Im Rathaus gibt man sich zuversichtlich: "Der geförderte Teil des Uferweges ist nicht gesperrt". Die Stadt habe die Fragen der ILB auch so beantwortet. "Eine mögliche Fördermittelrückzahlung aus diesem Grund sehen wir nicht."

Kräne könnten mit ihrem Schwenkkreis den Alternativweg unbrauchbar machen

Die alternative Wegeführung während der Bauzeit könnte noch für Probleme sorgen. Denn der Uferweg ist auch deswegen dicht, weil er im Schwenkbereich der Baustellenkräne verläuft. "Deshalb darf sich hier niemand unbefugt aufhalten", so die Stadtverwaltung. "Die öffentlichen Straßen und Gehwege außerhalb des Baugeländes dürfen nur bei gesonderten temporären Schutzmaßnahmen in Anspruch genommen werden." Die Kräne sind im Lageplan für die Baustelle verzeichnet. Im Schwenkbereich sind demnach auch die Gehwege an der Leipziger Straße und der Langen Brücke. Auch sie könnten also gesperrt werden - also genau dort, wo laut Stadtverwaltung auch der alternative Wegeführung Richtung Hauptbahnhof verläuft. 

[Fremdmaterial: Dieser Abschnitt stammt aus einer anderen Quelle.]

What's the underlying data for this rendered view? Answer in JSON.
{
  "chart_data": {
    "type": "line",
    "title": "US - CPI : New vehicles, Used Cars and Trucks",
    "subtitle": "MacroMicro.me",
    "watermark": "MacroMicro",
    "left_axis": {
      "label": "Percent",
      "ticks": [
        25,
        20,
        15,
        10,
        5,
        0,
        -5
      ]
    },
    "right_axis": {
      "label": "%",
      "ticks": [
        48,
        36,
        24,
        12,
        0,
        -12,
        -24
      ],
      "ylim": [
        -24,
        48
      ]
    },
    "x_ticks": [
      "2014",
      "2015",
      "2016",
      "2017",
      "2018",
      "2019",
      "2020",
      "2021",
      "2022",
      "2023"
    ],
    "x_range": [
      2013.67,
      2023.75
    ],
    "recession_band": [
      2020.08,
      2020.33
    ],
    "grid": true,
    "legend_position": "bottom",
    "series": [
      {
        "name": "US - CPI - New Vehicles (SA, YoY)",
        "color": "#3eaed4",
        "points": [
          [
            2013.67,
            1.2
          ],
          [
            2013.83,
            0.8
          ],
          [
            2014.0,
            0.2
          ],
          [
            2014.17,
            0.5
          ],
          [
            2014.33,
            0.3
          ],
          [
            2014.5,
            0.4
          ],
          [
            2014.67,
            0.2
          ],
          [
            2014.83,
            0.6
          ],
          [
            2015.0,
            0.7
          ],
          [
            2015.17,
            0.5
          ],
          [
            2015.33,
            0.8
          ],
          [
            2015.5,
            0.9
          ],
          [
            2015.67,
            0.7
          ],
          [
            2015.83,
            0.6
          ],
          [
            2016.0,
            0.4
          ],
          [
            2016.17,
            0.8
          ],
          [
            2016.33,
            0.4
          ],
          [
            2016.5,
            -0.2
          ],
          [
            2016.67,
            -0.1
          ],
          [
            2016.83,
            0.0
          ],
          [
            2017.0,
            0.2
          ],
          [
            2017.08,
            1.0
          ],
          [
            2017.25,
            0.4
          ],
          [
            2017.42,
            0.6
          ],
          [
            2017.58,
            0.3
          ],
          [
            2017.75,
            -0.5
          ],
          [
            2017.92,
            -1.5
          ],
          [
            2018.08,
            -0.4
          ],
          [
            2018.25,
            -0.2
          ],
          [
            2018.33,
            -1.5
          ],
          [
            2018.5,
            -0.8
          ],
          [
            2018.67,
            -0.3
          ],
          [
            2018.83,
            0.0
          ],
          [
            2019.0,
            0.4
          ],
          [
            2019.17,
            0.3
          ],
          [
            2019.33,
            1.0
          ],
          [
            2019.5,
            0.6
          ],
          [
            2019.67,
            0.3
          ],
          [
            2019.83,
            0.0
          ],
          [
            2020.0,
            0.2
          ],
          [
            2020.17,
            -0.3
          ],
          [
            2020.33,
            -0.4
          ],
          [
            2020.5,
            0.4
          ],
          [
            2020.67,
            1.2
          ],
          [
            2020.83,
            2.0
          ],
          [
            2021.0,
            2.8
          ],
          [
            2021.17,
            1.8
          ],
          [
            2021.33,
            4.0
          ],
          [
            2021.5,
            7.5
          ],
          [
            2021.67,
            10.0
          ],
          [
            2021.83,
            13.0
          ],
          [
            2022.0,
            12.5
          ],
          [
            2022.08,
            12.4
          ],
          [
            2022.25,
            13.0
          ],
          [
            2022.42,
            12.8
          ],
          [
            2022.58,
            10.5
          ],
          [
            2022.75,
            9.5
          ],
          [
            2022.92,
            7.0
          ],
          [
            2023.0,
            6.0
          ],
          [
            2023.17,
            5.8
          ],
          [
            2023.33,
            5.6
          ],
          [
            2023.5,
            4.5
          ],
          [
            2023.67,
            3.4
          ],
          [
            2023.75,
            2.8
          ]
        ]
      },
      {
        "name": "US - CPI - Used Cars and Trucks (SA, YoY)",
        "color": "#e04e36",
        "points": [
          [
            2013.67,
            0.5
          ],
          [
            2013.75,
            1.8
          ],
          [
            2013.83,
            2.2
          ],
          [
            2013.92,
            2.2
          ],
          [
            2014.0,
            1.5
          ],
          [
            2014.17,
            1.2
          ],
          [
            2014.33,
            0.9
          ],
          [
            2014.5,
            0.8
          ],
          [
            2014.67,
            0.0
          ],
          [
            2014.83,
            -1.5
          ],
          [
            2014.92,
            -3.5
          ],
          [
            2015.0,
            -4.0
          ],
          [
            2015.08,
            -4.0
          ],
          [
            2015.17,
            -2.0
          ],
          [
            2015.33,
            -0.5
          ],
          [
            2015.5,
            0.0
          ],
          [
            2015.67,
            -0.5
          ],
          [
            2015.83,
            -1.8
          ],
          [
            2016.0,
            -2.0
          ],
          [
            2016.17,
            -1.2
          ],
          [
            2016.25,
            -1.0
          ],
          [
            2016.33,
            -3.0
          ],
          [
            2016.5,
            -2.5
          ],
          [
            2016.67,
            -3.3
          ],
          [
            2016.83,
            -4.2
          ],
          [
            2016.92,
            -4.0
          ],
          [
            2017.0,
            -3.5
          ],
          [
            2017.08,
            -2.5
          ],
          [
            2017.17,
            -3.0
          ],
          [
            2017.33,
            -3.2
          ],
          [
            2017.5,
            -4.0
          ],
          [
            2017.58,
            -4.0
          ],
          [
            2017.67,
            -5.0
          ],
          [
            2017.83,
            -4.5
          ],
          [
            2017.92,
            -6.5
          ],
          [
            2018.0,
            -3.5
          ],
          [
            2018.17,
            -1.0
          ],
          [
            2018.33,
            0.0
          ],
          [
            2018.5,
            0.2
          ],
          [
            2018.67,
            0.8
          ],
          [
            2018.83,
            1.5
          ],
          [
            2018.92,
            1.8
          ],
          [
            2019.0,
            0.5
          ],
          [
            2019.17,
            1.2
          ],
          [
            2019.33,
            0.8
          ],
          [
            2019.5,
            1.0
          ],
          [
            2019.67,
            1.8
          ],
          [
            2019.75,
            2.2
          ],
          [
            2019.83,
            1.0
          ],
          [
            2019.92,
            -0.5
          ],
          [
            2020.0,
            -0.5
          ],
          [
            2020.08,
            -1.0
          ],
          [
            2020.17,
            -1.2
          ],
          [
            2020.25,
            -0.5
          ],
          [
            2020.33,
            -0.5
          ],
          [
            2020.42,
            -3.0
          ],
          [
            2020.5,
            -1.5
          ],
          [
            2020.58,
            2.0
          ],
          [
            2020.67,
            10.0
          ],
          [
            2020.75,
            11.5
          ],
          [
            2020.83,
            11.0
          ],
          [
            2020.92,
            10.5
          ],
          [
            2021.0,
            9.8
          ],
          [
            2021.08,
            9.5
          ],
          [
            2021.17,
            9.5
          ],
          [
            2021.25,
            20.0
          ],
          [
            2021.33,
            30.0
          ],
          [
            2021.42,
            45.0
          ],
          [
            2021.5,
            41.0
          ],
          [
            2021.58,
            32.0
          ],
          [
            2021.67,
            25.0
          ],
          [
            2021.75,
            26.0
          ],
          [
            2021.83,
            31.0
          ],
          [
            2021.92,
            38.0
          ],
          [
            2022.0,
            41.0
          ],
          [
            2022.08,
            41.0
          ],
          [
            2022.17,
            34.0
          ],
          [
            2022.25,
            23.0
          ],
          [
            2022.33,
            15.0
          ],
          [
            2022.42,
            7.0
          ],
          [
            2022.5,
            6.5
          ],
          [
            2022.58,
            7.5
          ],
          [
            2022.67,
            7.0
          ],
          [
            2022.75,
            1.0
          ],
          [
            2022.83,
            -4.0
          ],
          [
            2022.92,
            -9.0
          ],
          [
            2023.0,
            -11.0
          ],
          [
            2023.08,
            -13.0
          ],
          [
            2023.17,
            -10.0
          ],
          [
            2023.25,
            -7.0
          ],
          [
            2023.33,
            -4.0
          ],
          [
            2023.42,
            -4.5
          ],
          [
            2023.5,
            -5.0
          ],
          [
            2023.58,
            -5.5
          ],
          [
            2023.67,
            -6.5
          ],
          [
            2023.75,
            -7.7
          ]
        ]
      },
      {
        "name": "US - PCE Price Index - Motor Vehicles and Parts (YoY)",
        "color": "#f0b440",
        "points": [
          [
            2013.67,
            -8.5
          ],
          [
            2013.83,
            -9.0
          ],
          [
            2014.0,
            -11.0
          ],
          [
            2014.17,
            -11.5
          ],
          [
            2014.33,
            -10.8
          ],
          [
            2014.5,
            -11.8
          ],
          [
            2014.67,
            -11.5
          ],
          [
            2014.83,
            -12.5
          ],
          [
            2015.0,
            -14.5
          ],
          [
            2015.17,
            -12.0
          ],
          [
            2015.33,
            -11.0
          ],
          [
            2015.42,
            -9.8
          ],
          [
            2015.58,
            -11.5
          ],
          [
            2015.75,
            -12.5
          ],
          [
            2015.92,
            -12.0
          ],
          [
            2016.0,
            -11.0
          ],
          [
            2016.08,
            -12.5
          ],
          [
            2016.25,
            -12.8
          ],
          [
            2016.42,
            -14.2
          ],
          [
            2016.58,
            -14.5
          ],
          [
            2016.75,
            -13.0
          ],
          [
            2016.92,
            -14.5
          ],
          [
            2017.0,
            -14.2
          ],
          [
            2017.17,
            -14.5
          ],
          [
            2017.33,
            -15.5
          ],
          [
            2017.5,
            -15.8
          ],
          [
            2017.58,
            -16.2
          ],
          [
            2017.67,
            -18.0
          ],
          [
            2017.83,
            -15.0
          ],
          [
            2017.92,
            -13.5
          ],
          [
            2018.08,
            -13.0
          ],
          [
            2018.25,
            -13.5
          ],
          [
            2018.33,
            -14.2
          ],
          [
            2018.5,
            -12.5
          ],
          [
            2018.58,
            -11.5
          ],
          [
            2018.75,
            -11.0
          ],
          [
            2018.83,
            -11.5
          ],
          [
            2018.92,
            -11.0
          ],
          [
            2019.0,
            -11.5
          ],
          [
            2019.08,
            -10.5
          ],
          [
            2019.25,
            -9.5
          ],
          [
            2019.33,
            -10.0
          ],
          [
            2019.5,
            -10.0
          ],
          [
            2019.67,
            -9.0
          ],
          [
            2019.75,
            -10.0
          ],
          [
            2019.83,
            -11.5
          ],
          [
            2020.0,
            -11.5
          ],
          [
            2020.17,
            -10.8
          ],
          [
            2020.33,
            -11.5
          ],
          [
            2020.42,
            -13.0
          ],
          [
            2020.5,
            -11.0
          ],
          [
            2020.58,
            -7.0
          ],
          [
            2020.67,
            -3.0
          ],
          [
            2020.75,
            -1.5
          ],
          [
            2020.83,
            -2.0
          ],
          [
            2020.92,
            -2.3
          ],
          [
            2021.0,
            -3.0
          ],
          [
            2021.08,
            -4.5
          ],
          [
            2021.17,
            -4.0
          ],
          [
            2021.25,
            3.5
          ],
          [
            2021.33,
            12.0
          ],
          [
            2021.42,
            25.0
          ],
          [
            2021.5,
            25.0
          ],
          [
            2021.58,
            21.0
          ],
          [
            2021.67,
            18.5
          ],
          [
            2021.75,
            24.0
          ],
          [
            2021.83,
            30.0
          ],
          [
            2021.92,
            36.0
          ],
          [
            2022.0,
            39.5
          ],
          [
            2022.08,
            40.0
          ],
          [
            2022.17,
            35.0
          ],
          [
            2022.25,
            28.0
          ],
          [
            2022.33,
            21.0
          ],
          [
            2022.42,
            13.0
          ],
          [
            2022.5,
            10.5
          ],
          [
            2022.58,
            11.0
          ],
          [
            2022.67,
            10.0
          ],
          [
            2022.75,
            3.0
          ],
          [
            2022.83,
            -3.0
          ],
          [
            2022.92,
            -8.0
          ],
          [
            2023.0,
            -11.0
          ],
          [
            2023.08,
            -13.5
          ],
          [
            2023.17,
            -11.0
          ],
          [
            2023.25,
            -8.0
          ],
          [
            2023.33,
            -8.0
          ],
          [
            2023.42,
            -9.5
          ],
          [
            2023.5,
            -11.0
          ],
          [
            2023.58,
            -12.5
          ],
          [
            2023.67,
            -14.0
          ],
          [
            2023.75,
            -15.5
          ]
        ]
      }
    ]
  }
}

Wie berichtet hatten die Stadtverordneten im August beschlossen, dass während der Bauzeit ein provisorischer Uferweg eingerichtet werden soll - nach dem Vorbild des überdachten Wegs an der Baustelle der Garnisonkirche. Doch daraus wurde nichts. Im November teilte die Verwaltung mit, dass das aus Sicherheitsgründen nicht möglich ist. Im vergangenen Jahr waren mehr als 2500 Unterschriften für eine temporäre Übergangslösung gesammelt worden. Vor allem Anwohner und behinderte Menschen erhoffen sich davon eine bessere Wegeverbindung zum Hauptbahnhof.